Georgia Equality issued a statement tonight congratulating Lambda Legal and the plaintiffs.

“We congratulate our colleagues at Lambda Legal on their great work and success in this case, and look forward to working toward continued success together” said Jeff Graham, executive director of Georgia Equality. “While this in no way indicates the judge’s opinion on same-sex marriage, it is encouraging that even one of the more conservative judges in the district is unwilling to accept the state’s tired claim, based on no evidence, that opposite sex couples are better for children.”

Tara Borelli, also a senior attorney with Lambda Legal, added her excitement over Thursday’s decision by Judge Duffey.

“We are delighted that the Court will allow this case to continue,” Borelli, said in a press release. “We look forward to our day in court to demonstrate Georgia’s marriage ban is unconstitutional and relegates the state’s same-sex couples to a second-class status that keeps them and their families vulnerable.
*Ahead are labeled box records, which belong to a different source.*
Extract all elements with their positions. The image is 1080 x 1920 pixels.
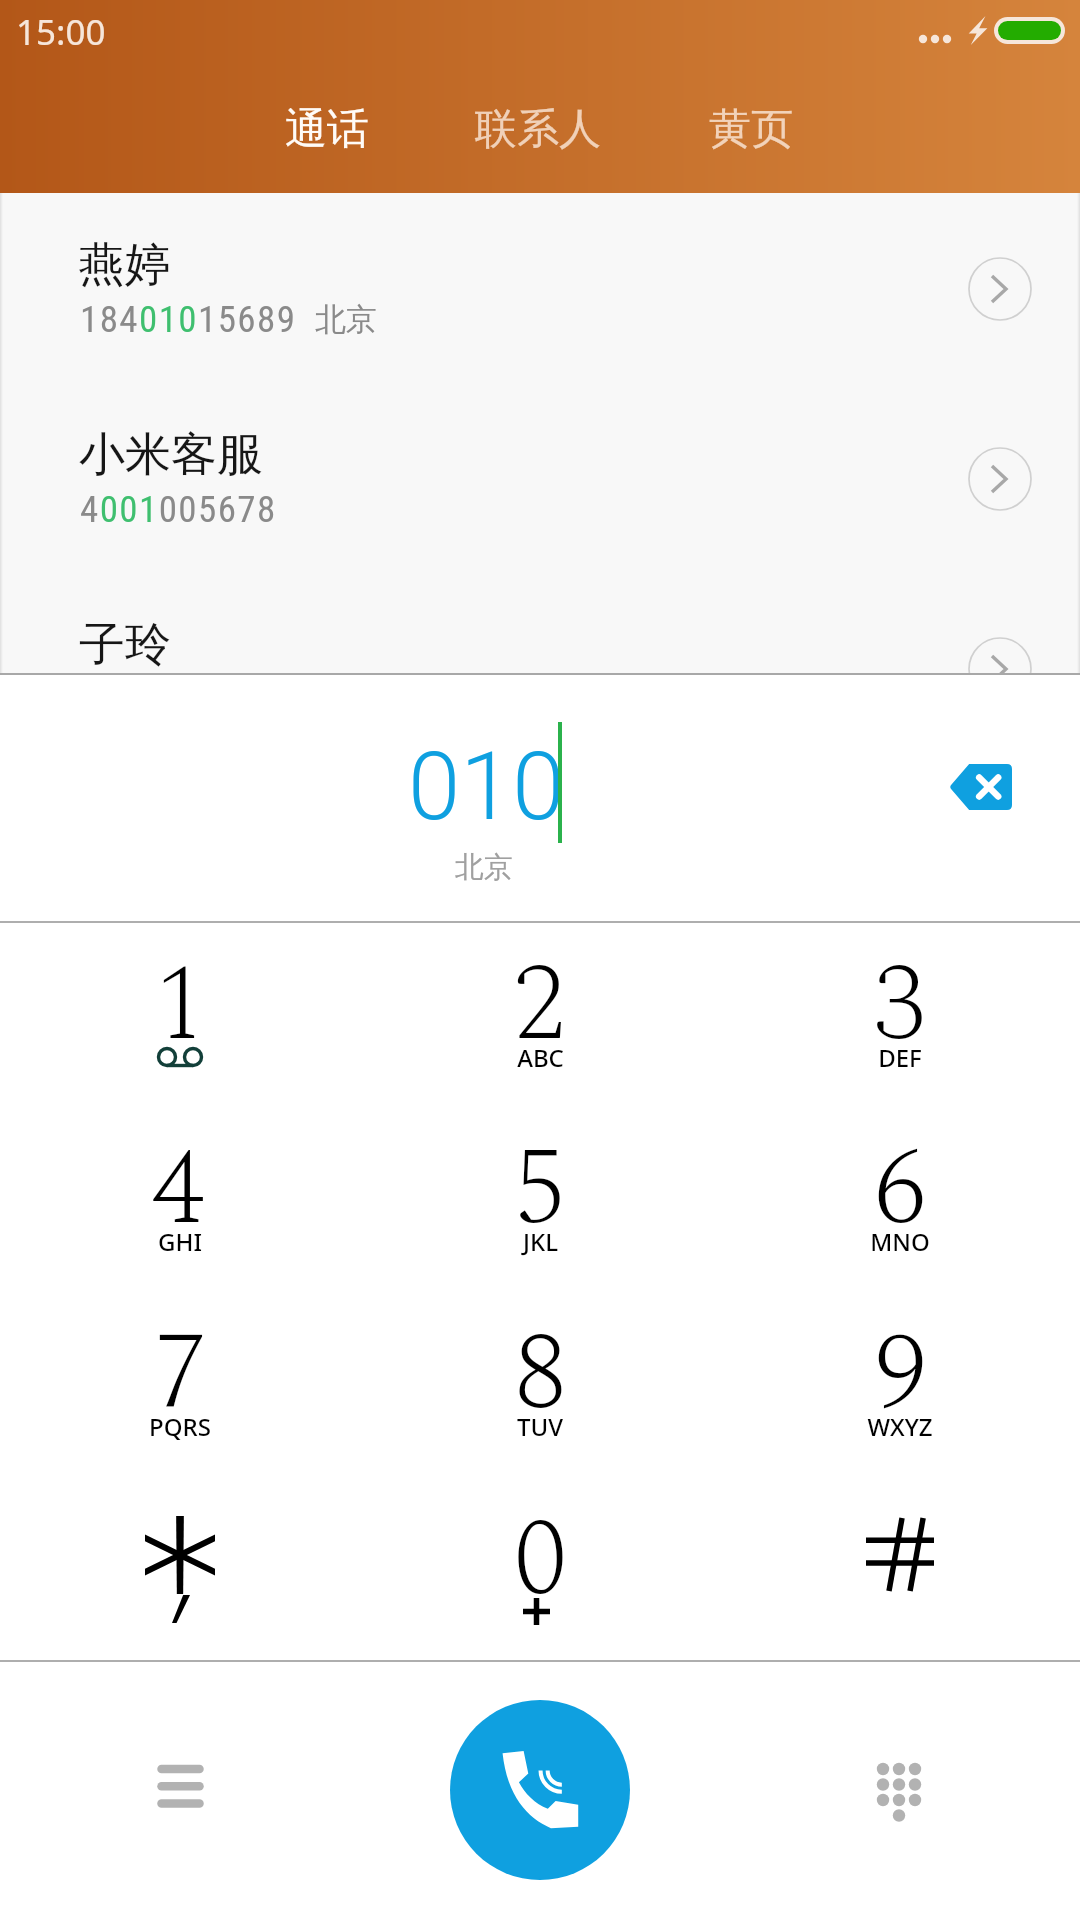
staticText: 黄页: [709, 103, 793, 156]
staticText: 4: [153, 1107, 208, 1262]
staticText: 7: [153, 1292, 208, 1447]
button[interactable]: Key 6: [720, 1091, 1080, 1276]
staticText: ABC: [517, 1041, 564, 1074]
button[interactable]: Key #: [720, 1462, 1080, 1647]
staticText: PQRS: [149, 1410, 211, 1443]
staticText: 4001005678: [80, 488, 277, 531]
button[interactable]: Key 2: [360, 907, 720, 1092]
button[interactable]: Key *: [0, 1462, 360, 1647]
staticText: DEF: [878, 1041, 922, 1074]
staticText: 子玲: [79, 616, 171, 674]
button[interactable]: Key 9: [720, 1276, 1080, 1461]
staticText: 6: [873, 1107, 928, 1262]
staticText: 小米客服: [79, 426, 263, 484]
button[interactable]: Delete: [919, 742, 1042, 832]
button[interactable]: Call log: [135, 1745, 227, 1827]
button[interactable]: Contact details: [968, 447, 1032, 511]
button[interactable]: Key 8: [360, 1276, 720, 1461]
button[interactable]: Key 7: [0, 1276, 360, 1461]
staticText: 燕婷: [79, 236, 171, 294]
button[interactable]: Key 5: [360, 1091, 720, 1276]
button[interactable]: Key 1: [0, 907, 360, 1092]
button[interactable]: Dialpad: [853, 1745, 945, 1827]
staticText: 010: [408, 732, 565, 842]
button[interactable]: 黄页: [679, 84, 823, 174]
button[interactable]: 联系人: [445, 84, 631, 174]
staticText: 2: [513, 923, 568, 1078]
staticText: 15:00: [16, 8, 106, 56]
staticText: 联系人: [475, 103, 601, 156]
staticText: TUV: [517, 1410, 563, 1443]
staticText: 8: [513, 1292, 568, 1447]
staticText: 1: [153, 923, 208, 1078]
button[interactable]: 子玲: [0, 573, 1080, 763]
staticText: 5: [513, 1107, 568, 1262]
staticText: 3: [873, 923, 928, 1078]
button[interactable]: Key 4: [0, 1091, 360, 1276]
staticText: JKL: [523, 1225, 558, 1258]
button[interactable]: 燕婷: [0, 193, 1080, 383]
button[interactable]: 通话: [255, 84, 399, 174]
staticText: 通话: [285, 103, 369, 156]
staticText: 18401015689: [80, 298, 297, 341]
staticText: GHI: [158, 1225, 202, 1258]
button[interactable]: 小米客服: [0, 383, 1080, 573]
staticText: 0: [513, 1478, 568, 1633]
button[interactable]: Contact details: [968, 257, 1032, 321]
staticText: 北京: [455, 849, 513, 886]
staticText: 北京: [315, 300, 377, 339]
button[interactable]: Key 0: [360, 1462, 720, 1647]
button[interactable]: Key 3: [720, 907, 1080, 1092]
button[interactable]: Contact details: [968, 637, 1032, 701]
staticText: WXYZ: [867, 1410, 933, 1443]
staticText: MNO: [870, 1225, 930, 1258]
button[interactable]: Call: [450, 1700, 630, 1880]
staticText: 9: [873, 1292, 928, 1447]
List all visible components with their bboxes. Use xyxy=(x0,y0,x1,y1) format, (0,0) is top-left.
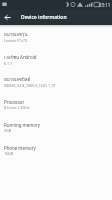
staticText: 6.1.1 xyxy=(4,61,13,66)
staticText: เวอร์ชัน Android xyxy=(4,54,37,61)
button[interactable]: Phone memory xyxy=(0,145,112,168)
staticText: หมายเลขรุ่น xyxy=(4,31,28,38)
button[interactable]: หมายเลขบิลด์ xyxy=(0,76,112,99)
button[interactable]: เวอร์ชัน Android xyxy=(0,54,112,77)
staticText: 8 Cores 1.5GHz xyxy=(4,105,30,110)
staticText: 16GB xyxy=(4,151,14,156)
button[interactable]: Back xyxy=(0,10,15,25)
staticText: 23:11 xyxy=(99,2,111,8)
button[interactable]: Processor xyxy=(0,99,112,122)
button[interactable]: Running memory xyxy=(0,122,112,145)
button[interactable]: หมายเลขรุ่น xyxy=(0,31,112,54)
staticText: Processor xyxy=(4,99,25,105)
staticText: Lenovo P1c72 xyxy=(4,38,28,43)
staticText: หมายเลขบิลด์ xyxy=(4,76,31,83)
staticText: Phone memory xyxy=(4,145,36,151)
staticText: Device information xyxy=(21,14,67,21)
staticText: VIBEUI_V2.8_1605.0_1641.1_ST xyxy=(4,83,56,88)
staticText: 2GB xyxy=(4,128,12,133)
staticText: Running memory xyxy=(4,122,40,128)
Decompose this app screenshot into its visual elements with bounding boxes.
“Today, after the blizzard of rulings over the last few months, Georgia now finds itself in the minority of states continuing to enforce these discriminatory marriage bans.” she added. “Surely, Georgia state officials must see the writing on the wall. Georgians believe in the Southern values of love, honor and family, but as long as the State of Georgia continues to bar same-sex couples from marriage, it devalues these families and reinforces unfairness and discrimination. These families need marriage equality and should not have to live with a law that treats them as inferior.”

Friday is a big day in the same-sex marriage movement. A panel of judges in New Orleans will hear arguments on marriage bans in Texas, Louisiana and Mississippi in the 5th Circuit Court of Appeals. Also, the U.S. Supreme Court meets to decide if it will hear any same-sex marriage cases.

UPDATE: Attorney General Olens issued a statement on the Duffey’s ruling: “The District Court issued a preliminary ruling on a motion to dismiss on a pressing legal issue working its way through the higher courts. We look forward to further clarification regarding the ability of states to decide these questions. The United States Supreme Court has an opportunity to review this issue and will likely announce its intent in the coming weeks. There are other cases pending in front of the 11th Circuit that will provide a similar opportunity. As the issue remains pending, the office will continue to pursue its constitutional obligation to defend the laws as passed by the legislature and the citizens of the state of Georgia.”